Enlight Media accounted for 9.4 percent of the movie market nationwide in 2012, following Huayi Brothers Media Group, which had a 12.4 percent share with annual box office receipts of 2.1 billion yuan.

The company earned 1.03 billion yuan in revenue last year, posting a year-on-year growth of 48.13 percent.

Its net profits increased by 76.47 percent year-on-year to reach 310 million yuan, according to its financial report. In the first three quarters, Enlight Media's net profit amounted to only 136.29 million yuan. Lost in Thailand is estimated to have contributed a net profit of more than 150 million yuan in the fourth quarter.

Intellectual property rights protection plays a significant role in the development of the film industry because it can strengthen the profitability of original-movie companies, which is helpful to improving the creativity of domestic movies, diversifying the content of films, Shen said.

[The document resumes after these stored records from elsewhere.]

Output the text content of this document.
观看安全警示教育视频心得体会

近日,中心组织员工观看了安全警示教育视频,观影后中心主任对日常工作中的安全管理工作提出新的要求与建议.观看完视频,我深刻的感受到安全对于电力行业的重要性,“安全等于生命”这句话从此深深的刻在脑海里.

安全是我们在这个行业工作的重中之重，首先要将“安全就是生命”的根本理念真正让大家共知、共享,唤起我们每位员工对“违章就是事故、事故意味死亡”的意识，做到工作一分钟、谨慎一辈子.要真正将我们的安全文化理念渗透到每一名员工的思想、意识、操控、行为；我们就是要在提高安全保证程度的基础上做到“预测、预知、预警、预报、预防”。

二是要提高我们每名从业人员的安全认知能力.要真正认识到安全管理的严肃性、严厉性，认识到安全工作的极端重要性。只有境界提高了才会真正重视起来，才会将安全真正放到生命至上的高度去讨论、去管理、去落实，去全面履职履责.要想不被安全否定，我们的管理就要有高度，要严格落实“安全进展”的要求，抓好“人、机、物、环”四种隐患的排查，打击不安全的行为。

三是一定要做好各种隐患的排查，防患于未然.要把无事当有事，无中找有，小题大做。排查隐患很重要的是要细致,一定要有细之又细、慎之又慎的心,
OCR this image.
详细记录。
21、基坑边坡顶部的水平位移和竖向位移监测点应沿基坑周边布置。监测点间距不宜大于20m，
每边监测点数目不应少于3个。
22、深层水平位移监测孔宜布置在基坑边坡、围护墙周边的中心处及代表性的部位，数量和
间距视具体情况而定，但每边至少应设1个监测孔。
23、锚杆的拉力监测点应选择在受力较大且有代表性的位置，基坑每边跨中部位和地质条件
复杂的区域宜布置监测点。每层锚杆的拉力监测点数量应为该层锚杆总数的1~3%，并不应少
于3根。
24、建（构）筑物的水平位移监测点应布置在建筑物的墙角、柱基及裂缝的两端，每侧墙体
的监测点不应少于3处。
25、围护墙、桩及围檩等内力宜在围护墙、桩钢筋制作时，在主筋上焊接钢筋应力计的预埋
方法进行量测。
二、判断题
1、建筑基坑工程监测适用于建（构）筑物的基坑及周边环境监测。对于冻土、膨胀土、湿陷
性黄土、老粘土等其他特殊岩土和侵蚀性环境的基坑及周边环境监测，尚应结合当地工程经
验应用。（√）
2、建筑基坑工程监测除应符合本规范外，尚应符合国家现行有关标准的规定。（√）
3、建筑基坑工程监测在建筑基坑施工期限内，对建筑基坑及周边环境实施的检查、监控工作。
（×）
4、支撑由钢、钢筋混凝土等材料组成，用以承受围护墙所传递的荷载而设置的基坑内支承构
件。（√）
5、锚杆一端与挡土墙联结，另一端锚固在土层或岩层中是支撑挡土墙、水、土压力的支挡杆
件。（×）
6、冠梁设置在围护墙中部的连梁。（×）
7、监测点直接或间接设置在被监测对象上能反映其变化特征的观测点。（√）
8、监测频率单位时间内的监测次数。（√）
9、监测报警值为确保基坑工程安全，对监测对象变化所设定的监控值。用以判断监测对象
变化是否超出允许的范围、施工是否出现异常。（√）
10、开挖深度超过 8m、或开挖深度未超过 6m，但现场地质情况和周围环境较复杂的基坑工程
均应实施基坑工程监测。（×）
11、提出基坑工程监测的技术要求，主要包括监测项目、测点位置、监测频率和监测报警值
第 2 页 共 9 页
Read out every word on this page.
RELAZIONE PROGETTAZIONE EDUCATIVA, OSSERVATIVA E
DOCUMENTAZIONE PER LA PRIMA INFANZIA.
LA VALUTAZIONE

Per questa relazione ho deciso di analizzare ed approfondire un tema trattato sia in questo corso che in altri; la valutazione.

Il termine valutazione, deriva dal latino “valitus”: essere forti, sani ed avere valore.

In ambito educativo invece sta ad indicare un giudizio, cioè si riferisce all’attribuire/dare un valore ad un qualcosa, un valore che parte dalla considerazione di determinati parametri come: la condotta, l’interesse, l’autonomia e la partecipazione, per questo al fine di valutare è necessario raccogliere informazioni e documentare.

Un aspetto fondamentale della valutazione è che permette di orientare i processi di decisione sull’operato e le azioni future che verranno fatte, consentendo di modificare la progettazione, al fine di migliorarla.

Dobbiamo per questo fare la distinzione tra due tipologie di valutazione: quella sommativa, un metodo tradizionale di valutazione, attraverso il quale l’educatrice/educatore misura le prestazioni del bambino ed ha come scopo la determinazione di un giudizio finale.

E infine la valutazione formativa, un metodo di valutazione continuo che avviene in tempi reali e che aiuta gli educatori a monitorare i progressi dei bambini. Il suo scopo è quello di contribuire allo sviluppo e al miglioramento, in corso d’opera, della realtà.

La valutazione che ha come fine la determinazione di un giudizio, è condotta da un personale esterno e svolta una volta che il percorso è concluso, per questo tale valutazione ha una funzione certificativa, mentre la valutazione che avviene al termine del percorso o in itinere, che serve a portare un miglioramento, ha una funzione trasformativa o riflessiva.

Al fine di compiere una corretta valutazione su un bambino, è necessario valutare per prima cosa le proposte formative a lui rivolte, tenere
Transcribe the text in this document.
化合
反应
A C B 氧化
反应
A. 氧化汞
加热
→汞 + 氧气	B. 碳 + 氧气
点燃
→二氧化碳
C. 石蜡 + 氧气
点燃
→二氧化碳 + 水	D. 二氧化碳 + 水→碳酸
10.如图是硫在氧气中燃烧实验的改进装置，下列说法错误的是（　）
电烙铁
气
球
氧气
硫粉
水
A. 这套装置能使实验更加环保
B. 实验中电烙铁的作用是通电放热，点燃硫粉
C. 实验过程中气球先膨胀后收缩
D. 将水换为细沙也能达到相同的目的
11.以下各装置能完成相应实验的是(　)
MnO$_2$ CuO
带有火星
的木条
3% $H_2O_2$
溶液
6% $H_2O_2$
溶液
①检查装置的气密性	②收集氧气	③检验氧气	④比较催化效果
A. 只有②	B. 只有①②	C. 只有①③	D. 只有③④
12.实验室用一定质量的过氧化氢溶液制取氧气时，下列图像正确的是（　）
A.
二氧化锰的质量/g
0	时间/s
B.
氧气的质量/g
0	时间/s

The bad effect it might bring to the industry is that some enterprises would attack their rivals in the name of copyright protection, he said. "But, in general, it does more good than harm to the sector."

Liu said: "In some similar cases, the plaintiffs simply want to save money for marketing and promotion and they think a lawsuit would attract much more attention from the public easily and quickly at a low cost."

A new derivative products market could be exploited in the industry if more importance could be attached to the protection of intellectual property rights, Liu said.

For example, film companies could license the broadcasting rights to TV stations, the information network dissemination rights to online video websites and the copyrights to toy manufacturers, he explained.

CEO and President of Enlight Media Wang Changtian said Enlight Pictures, a subsidiary wholly owned by the company, is expected to further invest in film productions and the distribution business in the next two years. The revenue generated from the film arm would account for more than half of the company's total revenues.

In response to the lawsuit, Enlight Media said Lost in Thailand was a film approved for shooting and releasing by SARFT and is protected by law. It said it will reserve the right to counterclaim.

Liu said he expects the case will take more than a year to resolve.